Do Dead Bodies and Other Scare Tactics Prevent Drunk Driving?
- Why do people decide to drive drunk?
- Why do some people continue to drive drunk even after they’ve been punished?
- What measures would prevent them from repeating that bad decision?
It’s the job of the courts to ask and answer the third question. A very standard answer is punishment: fines and jail. The idea is to make the consequences costly and unpleasant enough so that people will stop doing it. Unfortunately, the number of repeat drunk drivers out there puts the lie to the assumption that punishment is sufficient.
Another approach has gotten some press recently: making DUI offenders visit the local morgue.
The idea is that drunk driving offenders are “confronted with the fatal consequence of risky choices.” Seeing where bodies of DUI victims are processed constitutes a “reality check” that will lead to healthier choices.
What put the morgue visit concept into the news is the announcement that the Thailand federal government has ordered all repeat drunk drivers to work in morgues, where they can see the actual damage their behavior leads to.
In truth, Thailand’s solution is more extreme than the type of morgue visit that is are promoted in the States. In the latter case an offender won’t encounter an actual corpse, though sometimes horrific photos of DUI collisions are shown.

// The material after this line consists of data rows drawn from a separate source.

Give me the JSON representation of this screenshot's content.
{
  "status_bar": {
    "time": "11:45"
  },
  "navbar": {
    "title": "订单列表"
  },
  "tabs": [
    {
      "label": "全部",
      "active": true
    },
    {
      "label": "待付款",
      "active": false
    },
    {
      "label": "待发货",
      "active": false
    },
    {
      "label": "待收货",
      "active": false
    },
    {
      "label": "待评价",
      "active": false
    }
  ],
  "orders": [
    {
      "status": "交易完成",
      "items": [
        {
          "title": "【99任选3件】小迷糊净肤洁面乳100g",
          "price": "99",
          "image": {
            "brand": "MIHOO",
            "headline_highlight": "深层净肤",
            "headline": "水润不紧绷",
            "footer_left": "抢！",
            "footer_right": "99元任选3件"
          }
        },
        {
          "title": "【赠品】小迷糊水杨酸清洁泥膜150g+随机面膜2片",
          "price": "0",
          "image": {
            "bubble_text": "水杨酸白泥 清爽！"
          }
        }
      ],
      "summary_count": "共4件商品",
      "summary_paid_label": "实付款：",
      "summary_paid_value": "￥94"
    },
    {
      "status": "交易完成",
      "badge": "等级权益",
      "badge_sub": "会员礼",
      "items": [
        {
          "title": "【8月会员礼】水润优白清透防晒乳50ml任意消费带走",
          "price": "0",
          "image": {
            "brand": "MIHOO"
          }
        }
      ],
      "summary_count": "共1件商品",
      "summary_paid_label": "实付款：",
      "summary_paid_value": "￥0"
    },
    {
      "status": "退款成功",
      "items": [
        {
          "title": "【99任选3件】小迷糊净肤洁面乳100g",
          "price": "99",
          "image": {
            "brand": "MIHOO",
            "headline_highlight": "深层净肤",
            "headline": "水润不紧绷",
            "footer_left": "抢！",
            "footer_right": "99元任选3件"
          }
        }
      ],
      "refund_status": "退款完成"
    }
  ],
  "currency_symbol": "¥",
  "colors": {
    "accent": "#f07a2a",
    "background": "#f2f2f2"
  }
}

So – do these scare tactics work? There doesn’t seem to be data to confirm or discredit the practice. Drunk driving recidivism is a persistent problem, and until the introduction of one of these programs can be linked to a statistical drop in repeat DUIs, all we can say is it feels right.
And that’s why we should be wary. A lot of the measures that “feel right” don’t work, most notably license suspension. Half to three-fourths of suspended drivers will ignore their suspension and continue to drive –and that is a real statistic.
What Does Work: Ignition Interlocks
So apart from punishments and scare tactics, let’s not forget the measure that is proven to prevent repeat drunk driving, by disabling a vehicle when the driver has been drinking: ignition interlocks. MADD reports that some 3 million occurrences of drunk driving have been stopped by ignition interlocks – all of them repeat offenses.
So the best approach is not punishment or a “feel-good” solution, but interception. Shut off the car, and the driver will not drive while drunk. With that out of the way, we can address the alcohol dependency issues and other matters that are part of an offender’s problem.
There’s always more to learn about the pervasive problem of drunk driving, but we should be using the solution that has already been proven statistically to reduce DUI recidivism – not a “feel –good” solution, but one that is just plain good.